El megaincendio en Gironda, al suroeste de Francia, ha forzado la evacuación de 220,000 personas debido a su rápida propagación. Las llamas, que aún están fuera de control, han devorado 42,000 hectáreas, según informaron las autoridades locales.
Sophie Brocas, la prefecta del departamento, ordenó el cierre parcial de la autopista A63, que conecta con España, en varios tramos, asesorando a los conductores que eviten la zona. Además, el tráfico ferroviario al sur de Burdeos ha sido interrumpido.
La prefectura comunicó que la aceleración del incendio se debe a la combinación de vegetación seca y vientos de hasta 40 kilómetros por hora. También se reportó un fenómeno de pirocumulonimbus, que transforma el incendio en una tormenta de fuego impredecible.

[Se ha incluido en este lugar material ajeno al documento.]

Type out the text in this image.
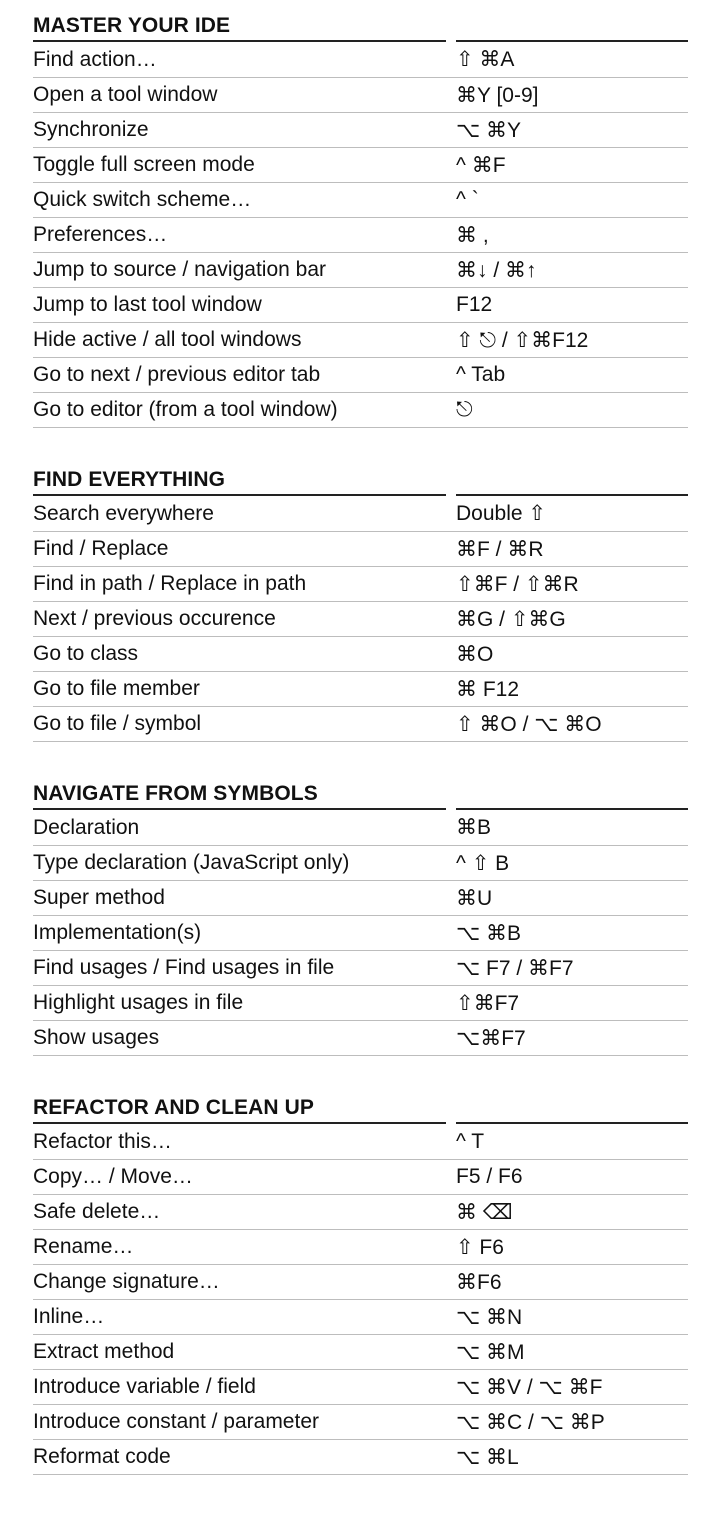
MASTER YOUR IDE
Find action…	⇧ ⌘A
Open a tool window	⌘Y [0-9]
Synchronize	⌥ ⌘Y
Toggle full screen mode	^ ⌘F
Quick switch scheme…	^ `
Preferences…	⌘ ,
Jump to source / navigation bar	⌘↓ / ⌘↑
Jump to last tool window	F12
Hide active / all tool windows	⇧ ⎋ / ⇧⌘F12
Go to next / previous editor tab	^ Tab
Go to editor (from a tool window)	⎋
FIND EVERYTHING
Search everywhere	Double ⇧
Find / Replace	⌘F / ⌘R
Find in path / Replace in path	⇧⌘F / ⇧⌘R
Next / previous occurence	⌘G / ⇧⌘G
Go to class	⌘O
Go to file member	⌘ F12
Go to file / symbol	⇧ ⌘O / ⌥ ⌘O
NAVIGATE FROM SYMBOLS
Declaration	⌘B
Type declaration (JavaScript only)	^ ⇧ B
Super method	⌘U
Implementation(s)	⌥ ⌘B
Find usages / Find usages in file	⌥ F7 / ⌘F7
Highlight usages in file	⇧⌘F7
Show usages	⌥⌘F7
REFACTOR AND CLEAN UP
Refactor this…	^ T
Copy… / Move…	F5 / F6
Safe delete…	⌘ ⌫
Rename…	⇧ F6
Change signature…	⌘F6
Inline…	⌥ ⌘N
Extract method	⌥ ⌘M
Introduce variable / field	⌥ ⌘V / ⌥ ⌘F
Introduce constant / parameter	⌥ ⌘C / ⌥ ⌘P
Reformat code	⌥ ⌘L
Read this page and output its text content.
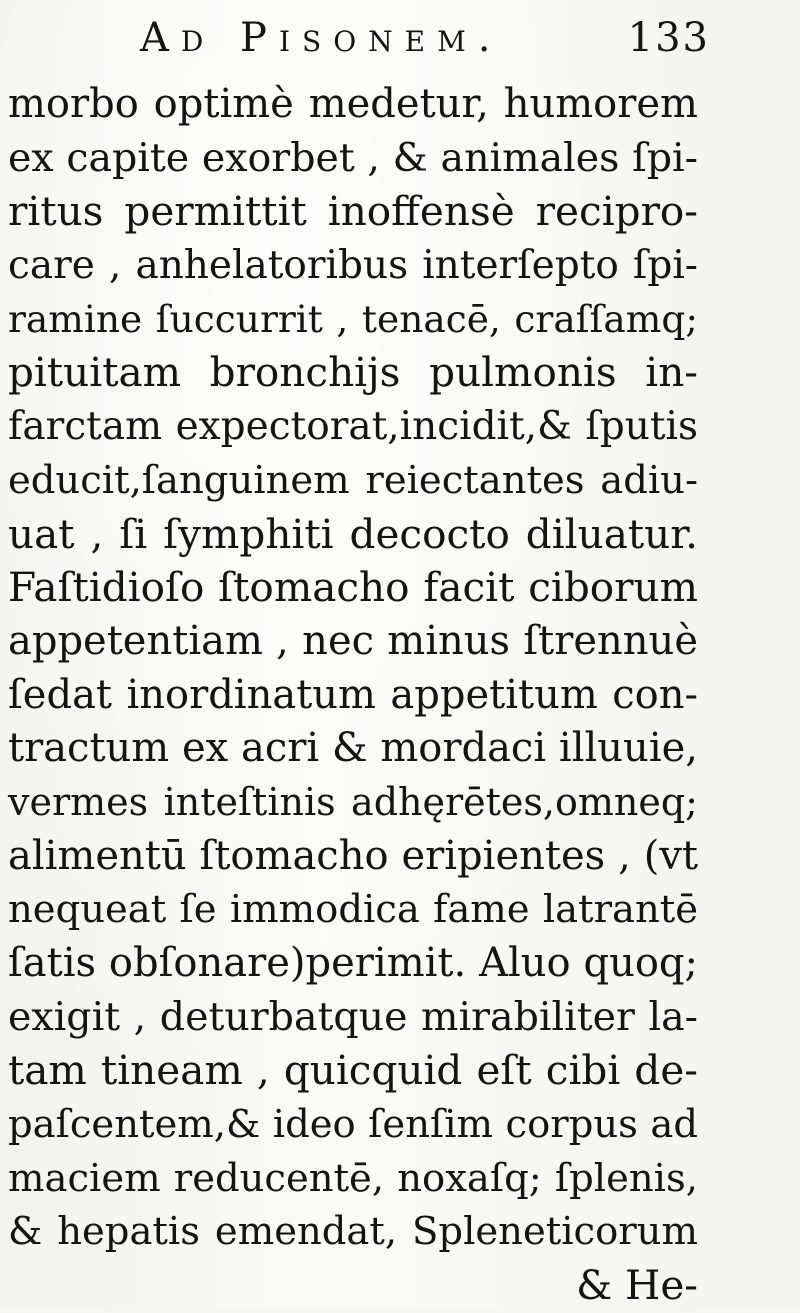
Ad Pisonem.	133
morbo optimè medetur, humorem
ex capite exorbet , & animales ſpi-
ritus permittit inoffensè recipro-
care , anhelatoribus interſepto ſpi-
ramine ſuccurrit , tenacē, craſſamq;
pituitam bronchijs pulmonis in-
farctam expectorat,incidit,& ſputis
educit,ſanguinem reiectantes adiu-
uat , ſi ſymphiti decocto diluatur.
Faſtidioſo ſtomacho facit ciborum
appetentiam , nec minus ſtrennuè
ſedat inordinatum appetitum con-
tractum ex acri & mordaci illuuie,
vermes inteſtinis adhęrētes,omneq;
alimentū ſtomacho eripientes , (vt
nequeat ſe immodica fame latrantē
ſatis obſonare)perimit. Aluo quoq;
exigit , deturbatque mirabiliter la-
tam tineam , quicquid eſt cibi de-
paſcentem,& ideo ſenſim corpus ad
maciem reducentē, noxaſq; ſplenis,
& hepatis emendat, Spleneticorum
& He-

Las evacuaciones recientes han afectado localidades como Marcheprime, Le Barp, Biganos, Mios y Cestas. El fuego se originó en la bahía de Arcachón y está a solo 15 kilómetros de Burdeos, según el alcalde de la ciudad, Thomas Cazenave.
En el departamento vecino de Las Landas, se continúa luchando contra otro incendio cerca de Biscarrosse, donde las llamas están más contenidas, afectando 3,600 hectáreas. De los 30,000 evacuados de este incendio, 3,000 pudieron regresar a casa en zonas acotadas. Sin embargo, en Var, al sureste del país, un incendio resurgente ha quemado 3,250 hectáreas, provocando la evacuación de 2,000 personas.